Surgery on Lagrangian and Legendrian Singularities

TL;DR

This paper investigates how to simplify singularities of Lagrangian projections via Hamiltonian isotopies, providing new results in low dimensions, contact geometry, and addressing longstanding conjectures in symplectic topology.

Contribution

It offers a method to reduce singularities of Lagrangian projections through Hamiltonian isotopies, with specific results for 2-dimensional cases and extensions to higher dimensions and contact geometry.

Findings

Simplification of singularities in 2D Lagrangian projections

Disproof of Chekanov's conjecture on Lagrangian tori

Resolution of Arnold's question on caustic cusps

Abstract

Let $\pi : E\to M$ be a smooth fiber bundle whose total space is a symplectic manifold and whose fibers are Lagrangian.
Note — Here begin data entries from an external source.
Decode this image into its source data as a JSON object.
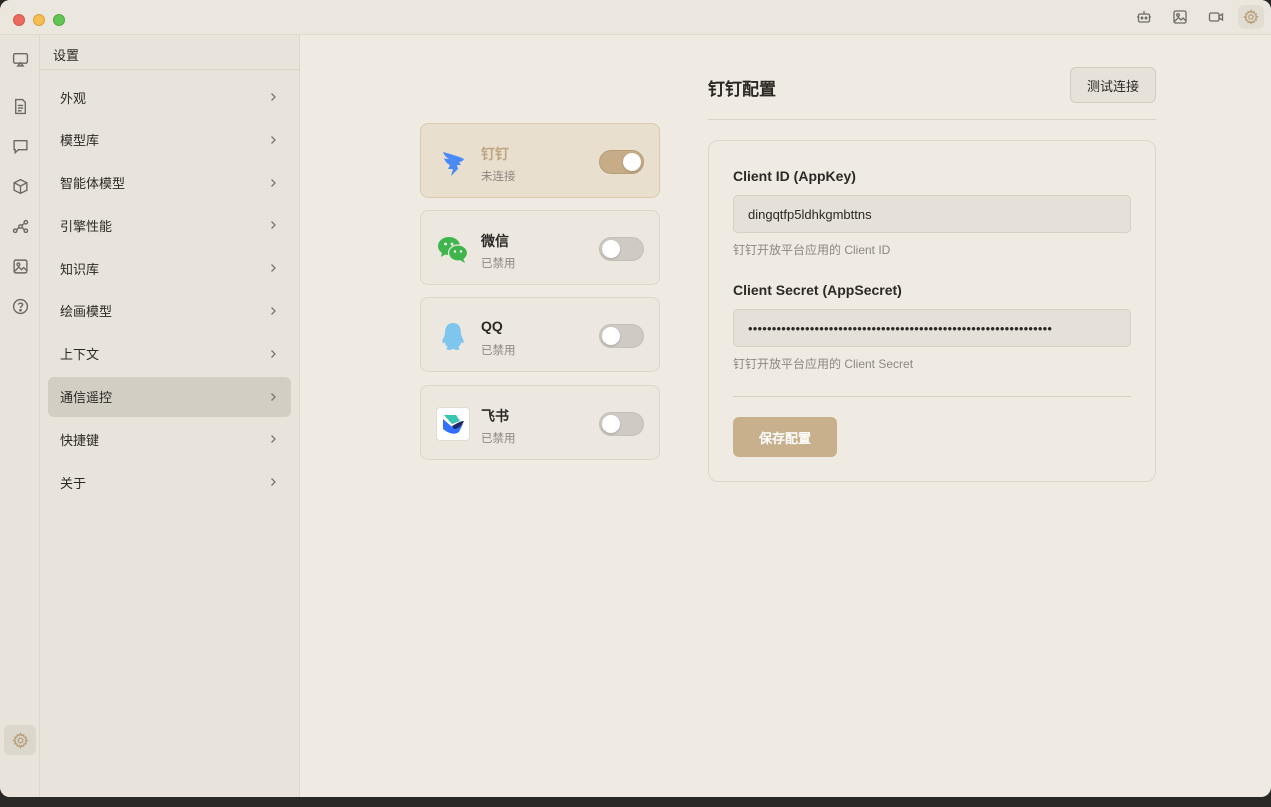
{
  "titlebar": {
    "icons": [
      "robot-icon",
      "image-icon",
      "video-icon",
      "settings-icon"
    ]
  },
  "rail": {
    "icons": [
      "screen-share-icon",
      "document-icon",
      "chat-icon",
      "cube-icon",
      "workflow-icon",
      "gallery-icon",
      "help-icon",
      "settings-icon"
    ]
  },
  "sidebar": {
    "title": "设置",
    "items": [
      {
        "label": "外观"
      },
      {
        "label": "模型库"
      },
      {
        "label": "智能体模型"
      },
      {
        "label": "引擎性能"
      },
      {
        "label": "知识库"
      },
      {
        "label": "绘画模型"
      },
      {
        "label": "上下文"
      },
      {
        "label": "通信遥控"
      },
      {
        "label": "快捷键"
      },
      {
        "label": "关于"
      }
    ],
    "active_index": 7
  },
  "channels": [
    {
      "name": "钉钉",
      "status": "未连接",
      "enabled": true,
      "icon": "dingtalk-icon"
    },
    {
      "name": "微信",
      "status": "已禁用",
      "enabled": false,
      "icon": "wechat-icon"
    },
    {
      "name": "QQ",
      "status": "已禁用",
      "enabled": false,
      "icon": "qq-icon"
    },
    {
      "name": "飞书",
      "status": "已禁用",
      "enabled": false,
      "icon": "feishu-icon"
    }
  ],
  "config": {
    "title": "钉钉配置",
    "test_button": "测试连接",
    "client_id_label": "Client ID (AppKey)",
    "client_id_value": "dingqtfp5ldhkgmbttns",
    "client_id_help": "钉钉开放平台应用的 Client ID",
    "client_secret_label": "Client Secret (AppSecret)",
    "client_secret_value": "••••••••••••••••••••••••••••••••••••••••••••••••••••••••••••••••",
    "client_secret_help": "钉钉开放平台应用的 Client Secret",
    "save_button": "保存配置"
  },
  "colors": {
    "accent": "#c9b08c",
    "background": "#efebe3",
    "sidebar": "#e8e4db",
    "active_item": "#d3cec4"
  }
}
Let $L$ be an embedded Lagrangian submanifold of $E$. In the paper we address the following question: how can one simplify the singularities of the projection $\pi: L \to M$ by a Hamiltonian isotopy of $L$ inside $E$? We give an answer in the case when $dim L = 2$ and both $L$ and $M$ are orientable. A weaker version of the result is proved in the higher-dimensional case. Similar results hold in the contact category. As a corollary one gets an answer to one of the questions of V.Arnold about the four cusps on the caustic in the case of the Lagrangian collapse. As another corollary we disprove Y.Chekanov's conjecture about singularities of the Lagrangian projection of certain Lagrangian tori in $R^4$.